Si Jacques ne se distinguait par l’absence des artifices poétiques, nous aurions, à la rigueur, pu soupçonner que ces sombres retours sur lui-même avaient pour but de préparer à la scène la plus brillante de son histoire, et de contraster avec cet envahissement soudain de la lumière et de la beauté, ce délicieux accompagnement des oiseaux et des chants, du feuillage et des fleurs, avec toutes ces joies de l’année qui servent d’introductrices à la dame de ses pensées. C’est, en particulier, cette scène qui jette tout le magique éclat de la poésie sur le vieux donjon du château. Il s’était levé, dit-il, au point du jour, suivant sa coutume, pour échapper aux tristes méditations de l’oreiller que fuit le sommeil. « Se lamentant ainsi dans sa chambre solitaire », désespérant du bonheur et de l’espérance, « fatigué de penser, accablé de chagrin », il s’était languissamment approché de la fenêtre, pour jouir de ce misérable plaisir du captif qui consiste à dévorer des yeux le monde dont il est exclu. La fenêtre donnait sur un petit jardin s’étendant au pied de la tour. C’était un lieu bien calme, bien abrité, orné de berceaux et d’allées vertes, protégé contre l’œil du passant par des arbres et des haies d’aubépine.

 
Là s’étendait, près du mur de la tour,
Jardin charmant que l’aubépine enserre.
Quatre berceaux, gardiens de ce séjour,
De leurs massifs exilant la lumière,
Veillaient de loin sur la frêle barrière.
Partout régnait un air mystérieux,
Qui se jouait du passant curieux.
Dans chaque allée un amas de feuillage
Se suspendait, magnifique hallier ;
Et des bosquets épaississant l’ombrage,
Le verdoyant et doux genévrier
Poussait un jet si vigoureux, altier,
Qu’il paraissait abriter sous son aile,
De ses rameaux, les flancs de la tonnelle.

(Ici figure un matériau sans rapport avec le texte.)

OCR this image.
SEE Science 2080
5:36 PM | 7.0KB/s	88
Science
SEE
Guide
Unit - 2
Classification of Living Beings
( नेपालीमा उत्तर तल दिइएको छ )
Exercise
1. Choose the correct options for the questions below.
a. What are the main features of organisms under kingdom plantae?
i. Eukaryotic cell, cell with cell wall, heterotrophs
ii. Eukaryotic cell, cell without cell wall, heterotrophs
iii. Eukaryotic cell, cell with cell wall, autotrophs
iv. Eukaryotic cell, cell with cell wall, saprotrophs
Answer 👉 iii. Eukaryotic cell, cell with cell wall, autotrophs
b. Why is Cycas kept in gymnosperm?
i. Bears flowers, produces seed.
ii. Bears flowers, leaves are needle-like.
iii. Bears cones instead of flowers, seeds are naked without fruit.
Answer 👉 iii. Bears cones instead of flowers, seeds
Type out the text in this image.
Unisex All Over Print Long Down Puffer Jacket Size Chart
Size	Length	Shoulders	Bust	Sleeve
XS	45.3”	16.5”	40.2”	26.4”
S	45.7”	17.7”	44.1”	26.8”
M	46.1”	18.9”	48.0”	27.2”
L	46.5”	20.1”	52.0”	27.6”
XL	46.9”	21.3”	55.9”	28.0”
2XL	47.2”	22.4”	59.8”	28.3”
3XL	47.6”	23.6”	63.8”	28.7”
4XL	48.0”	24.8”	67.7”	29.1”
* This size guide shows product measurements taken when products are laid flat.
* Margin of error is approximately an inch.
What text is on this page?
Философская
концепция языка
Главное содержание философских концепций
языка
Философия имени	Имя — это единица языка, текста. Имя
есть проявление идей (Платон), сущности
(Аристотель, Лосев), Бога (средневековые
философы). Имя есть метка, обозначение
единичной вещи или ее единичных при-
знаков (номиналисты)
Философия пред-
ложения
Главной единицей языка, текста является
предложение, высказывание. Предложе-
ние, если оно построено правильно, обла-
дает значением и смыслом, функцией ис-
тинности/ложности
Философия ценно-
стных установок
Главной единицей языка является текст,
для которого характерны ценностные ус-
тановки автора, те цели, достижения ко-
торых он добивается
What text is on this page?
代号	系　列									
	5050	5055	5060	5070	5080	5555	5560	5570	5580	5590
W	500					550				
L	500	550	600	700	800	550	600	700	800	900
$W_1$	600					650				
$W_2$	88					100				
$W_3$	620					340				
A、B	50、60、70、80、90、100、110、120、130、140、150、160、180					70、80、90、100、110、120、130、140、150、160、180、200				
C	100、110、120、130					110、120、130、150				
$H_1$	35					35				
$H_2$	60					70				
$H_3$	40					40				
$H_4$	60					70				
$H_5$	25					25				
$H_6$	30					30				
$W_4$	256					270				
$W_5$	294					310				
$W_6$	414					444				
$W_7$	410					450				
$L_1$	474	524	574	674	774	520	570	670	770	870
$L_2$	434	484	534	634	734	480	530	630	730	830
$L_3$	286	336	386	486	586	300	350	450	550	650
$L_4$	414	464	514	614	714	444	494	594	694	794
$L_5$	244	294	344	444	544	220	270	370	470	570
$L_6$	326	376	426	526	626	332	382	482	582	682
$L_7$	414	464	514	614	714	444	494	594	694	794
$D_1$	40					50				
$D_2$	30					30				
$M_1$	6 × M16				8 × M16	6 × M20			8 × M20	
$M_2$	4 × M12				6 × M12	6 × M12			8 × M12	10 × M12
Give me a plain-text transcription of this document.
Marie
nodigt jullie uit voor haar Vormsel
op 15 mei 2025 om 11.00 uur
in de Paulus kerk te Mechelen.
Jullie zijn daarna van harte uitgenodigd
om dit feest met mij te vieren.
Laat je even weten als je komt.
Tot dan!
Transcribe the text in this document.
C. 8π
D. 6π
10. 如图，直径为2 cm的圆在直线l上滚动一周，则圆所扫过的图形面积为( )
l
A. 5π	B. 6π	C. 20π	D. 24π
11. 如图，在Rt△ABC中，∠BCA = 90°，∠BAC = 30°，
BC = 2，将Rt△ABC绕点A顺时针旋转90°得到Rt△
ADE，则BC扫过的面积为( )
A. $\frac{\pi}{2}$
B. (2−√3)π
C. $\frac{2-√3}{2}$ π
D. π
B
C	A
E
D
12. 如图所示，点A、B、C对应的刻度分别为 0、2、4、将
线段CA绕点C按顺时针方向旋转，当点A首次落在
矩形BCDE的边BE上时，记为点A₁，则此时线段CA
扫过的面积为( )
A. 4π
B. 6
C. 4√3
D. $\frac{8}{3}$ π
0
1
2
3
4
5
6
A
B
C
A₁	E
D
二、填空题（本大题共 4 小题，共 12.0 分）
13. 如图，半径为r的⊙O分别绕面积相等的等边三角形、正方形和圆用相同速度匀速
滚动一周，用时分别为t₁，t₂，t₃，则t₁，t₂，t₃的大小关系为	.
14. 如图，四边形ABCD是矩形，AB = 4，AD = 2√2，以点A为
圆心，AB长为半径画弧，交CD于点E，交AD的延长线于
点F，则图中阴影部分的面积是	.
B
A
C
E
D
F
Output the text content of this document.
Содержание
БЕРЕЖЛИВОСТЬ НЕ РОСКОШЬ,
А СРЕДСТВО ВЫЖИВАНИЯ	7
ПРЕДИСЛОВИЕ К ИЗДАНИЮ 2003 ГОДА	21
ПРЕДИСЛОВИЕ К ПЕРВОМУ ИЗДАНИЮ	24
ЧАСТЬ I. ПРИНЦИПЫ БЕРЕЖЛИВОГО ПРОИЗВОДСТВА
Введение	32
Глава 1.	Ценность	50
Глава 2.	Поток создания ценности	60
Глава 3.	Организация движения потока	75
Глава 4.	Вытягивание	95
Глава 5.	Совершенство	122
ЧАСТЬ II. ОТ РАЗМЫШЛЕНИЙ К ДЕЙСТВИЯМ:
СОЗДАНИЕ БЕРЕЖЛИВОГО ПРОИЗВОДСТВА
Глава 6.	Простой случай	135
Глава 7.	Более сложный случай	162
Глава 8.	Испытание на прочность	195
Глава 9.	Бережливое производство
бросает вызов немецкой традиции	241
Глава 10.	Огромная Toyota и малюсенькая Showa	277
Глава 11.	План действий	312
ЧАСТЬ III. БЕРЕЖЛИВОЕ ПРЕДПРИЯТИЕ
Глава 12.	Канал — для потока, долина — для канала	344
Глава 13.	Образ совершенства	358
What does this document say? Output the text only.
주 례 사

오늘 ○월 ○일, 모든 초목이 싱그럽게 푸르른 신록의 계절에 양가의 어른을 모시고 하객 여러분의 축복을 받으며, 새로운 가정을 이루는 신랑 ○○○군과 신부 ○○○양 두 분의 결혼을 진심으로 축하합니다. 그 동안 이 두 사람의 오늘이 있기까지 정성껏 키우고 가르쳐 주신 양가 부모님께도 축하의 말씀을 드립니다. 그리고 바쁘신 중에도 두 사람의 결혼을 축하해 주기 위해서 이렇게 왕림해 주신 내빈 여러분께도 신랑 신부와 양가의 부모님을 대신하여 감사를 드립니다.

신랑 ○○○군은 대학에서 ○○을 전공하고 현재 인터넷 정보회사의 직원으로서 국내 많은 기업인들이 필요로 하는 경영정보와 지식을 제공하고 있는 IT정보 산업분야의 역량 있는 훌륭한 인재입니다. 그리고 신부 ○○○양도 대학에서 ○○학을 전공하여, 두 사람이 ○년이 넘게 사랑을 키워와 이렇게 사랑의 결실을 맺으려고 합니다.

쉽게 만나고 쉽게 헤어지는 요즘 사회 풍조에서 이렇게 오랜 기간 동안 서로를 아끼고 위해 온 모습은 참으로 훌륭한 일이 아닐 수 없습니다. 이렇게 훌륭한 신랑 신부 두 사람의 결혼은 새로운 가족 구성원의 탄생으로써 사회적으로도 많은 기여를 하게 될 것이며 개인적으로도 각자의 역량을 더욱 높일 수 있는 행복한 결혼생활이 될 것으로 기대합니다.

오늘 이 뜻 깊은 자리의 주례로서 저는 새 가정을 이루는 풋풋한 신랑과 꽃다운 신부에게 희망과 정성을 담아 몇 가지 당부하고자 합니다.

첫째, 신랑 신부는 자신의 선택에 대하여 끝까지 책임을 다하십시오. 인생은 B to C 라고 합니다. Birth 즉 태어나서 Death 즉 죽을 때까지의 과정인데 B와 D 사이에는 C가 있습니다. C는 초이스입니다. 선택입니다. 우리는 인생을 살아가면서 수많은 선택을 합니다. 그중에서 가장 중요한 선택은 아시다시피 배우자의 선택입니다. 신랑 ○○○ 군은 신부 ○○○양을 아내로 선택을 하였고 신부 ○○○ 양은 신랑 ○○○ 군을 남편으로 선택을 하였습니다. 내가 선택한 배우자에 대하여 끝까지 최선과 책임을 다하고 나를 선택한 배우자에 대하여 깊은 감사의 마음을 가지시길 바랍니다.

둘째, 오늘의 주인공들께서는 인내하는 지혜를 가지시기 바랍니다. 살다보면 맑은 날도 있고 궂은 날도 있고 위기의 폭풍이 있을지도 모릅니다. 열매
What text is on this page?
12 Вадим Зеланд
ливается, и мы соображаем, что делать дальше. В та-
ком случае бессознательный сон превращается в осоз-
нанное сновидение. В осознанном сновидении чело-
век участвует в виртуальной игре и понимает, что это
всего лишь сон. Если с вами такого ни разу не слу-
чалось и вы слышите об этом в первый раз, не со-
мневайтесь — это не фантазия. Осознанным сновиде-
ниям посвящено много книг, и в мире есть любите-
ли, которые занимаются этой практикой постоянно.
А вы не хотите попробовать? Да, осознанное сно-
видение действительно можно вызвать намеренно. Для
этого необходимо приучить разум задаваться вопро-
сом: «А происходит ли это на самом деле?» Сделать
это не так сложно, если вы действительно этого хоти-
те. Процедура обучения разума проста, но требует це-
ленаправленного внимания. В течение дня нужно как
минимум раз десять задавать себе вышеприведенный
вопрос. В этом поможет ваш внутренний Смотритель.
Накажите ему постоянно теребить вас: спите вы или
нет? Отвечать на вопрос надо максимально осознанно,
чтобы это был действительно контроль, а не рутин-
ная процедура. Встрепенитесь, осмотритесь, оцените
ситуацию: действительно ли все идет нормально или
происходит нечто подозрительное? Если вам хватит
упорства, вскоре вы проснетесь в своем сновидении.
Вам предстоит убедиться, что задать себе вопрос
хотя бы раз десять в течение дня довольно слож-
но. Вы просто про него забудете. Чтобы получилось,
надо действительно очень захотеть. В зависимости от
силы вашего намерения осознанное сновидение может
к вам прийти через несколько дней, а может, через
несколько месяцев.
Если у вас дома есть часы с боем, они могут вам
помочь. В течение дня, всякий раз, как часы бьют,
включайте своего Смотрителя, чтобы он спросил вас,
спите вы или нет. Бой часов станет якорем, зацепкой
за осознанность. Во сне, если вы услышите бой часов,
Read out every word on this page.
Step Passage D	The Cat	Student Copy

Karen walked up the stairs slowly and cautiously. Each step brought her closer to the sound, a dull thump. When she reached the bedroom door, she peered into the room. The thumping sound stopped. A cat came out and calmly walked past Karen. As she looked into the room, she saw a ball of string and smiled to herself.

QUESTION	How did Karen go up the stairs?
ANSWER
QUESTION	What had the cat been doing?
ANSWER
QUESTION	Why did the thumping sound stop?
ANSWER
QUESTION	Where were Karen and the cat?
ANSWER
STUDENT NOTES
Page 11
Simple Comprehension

Le rossignol, sur la branche posé,
De son gosier, en longs flots d’harmonie,
Laissait tomber un hymne reposé,
Tout ruisselant de tendresse infinie,
Et puis bientôt, en chantre de génie,
Le long des murs, échos retentissants,
Faisait courir des sons plus éclatants.


C’était le mois de mai, quand tout était en fleur ; et il interprète le chant du rossignol dans le langage de sa passion :


Amants, amants, c’est un mois sans pareil,
Le mois de mai ! — notre bonheur commence.
Chantons l’été, le règne du soleil !
Narguons l’hiver, âpre désespérance !


Tandis qu’il contemple cette scène, qu’il prête l’oreille au chant des oiseaux, il tombe graduellement dans une de ces tendres et indéfinissables rêveries qui gonflent le sein de la jeunesse pendant cette délicieuse saison. Il se demande quel peut être cet amour dont ses lectures lui parlent si souvent et que semble respirer la brise vivifiante de mai, qui fond la nature tout entière en extases et en chansons. Si c’est réellement un si grand bonheur, s’il est à la portée de tous, et si c’est un bienfait dont jouit le plus insignifiant des êtres, pourquoi donc lui seul ne connaît-il pas ces délices ?


L’amour, mon Dieu, répand-il tant de joie ?
Suivrais-je pas une fausse lueur ?
Est-ce un bon maître, et faut-il que j’en croie
Ce que j’ai lu de son pouvoir vainqueur ?
Peut-il courber, amollir notre cœur ?
Exerce-t-il semblable tyrannie ?
Serait-ce pas mensonge et fantaisie ?

S’il est bien vrai que de tous il ait soin,
Comme un oiseau fuit sous le ciel immense,
Je dois pouvoir, moi, m’élancer au loin…
Je suis captif — quelle est donc mon offense ?


Tout en rêvant ainsi, ses yeux se portent vers la terre, et il aperçoit « la plus belle et la plus fraîche jeune fleur » qu’il eût jamais vue. C’est la charmante lady Jane, qui se promène dans le jardin pour jouir de la beauté de cette « fraîche matinée de mai ». S’offrant à ses regards d’une façon aussi soudaine, dans une heure de solitude, de sensitivisme excessif, elle captive de prime abord l’imagination de ce prince romanesque, et devient l’objet de ses désirs inquiets, la souveraine de son monde idéal.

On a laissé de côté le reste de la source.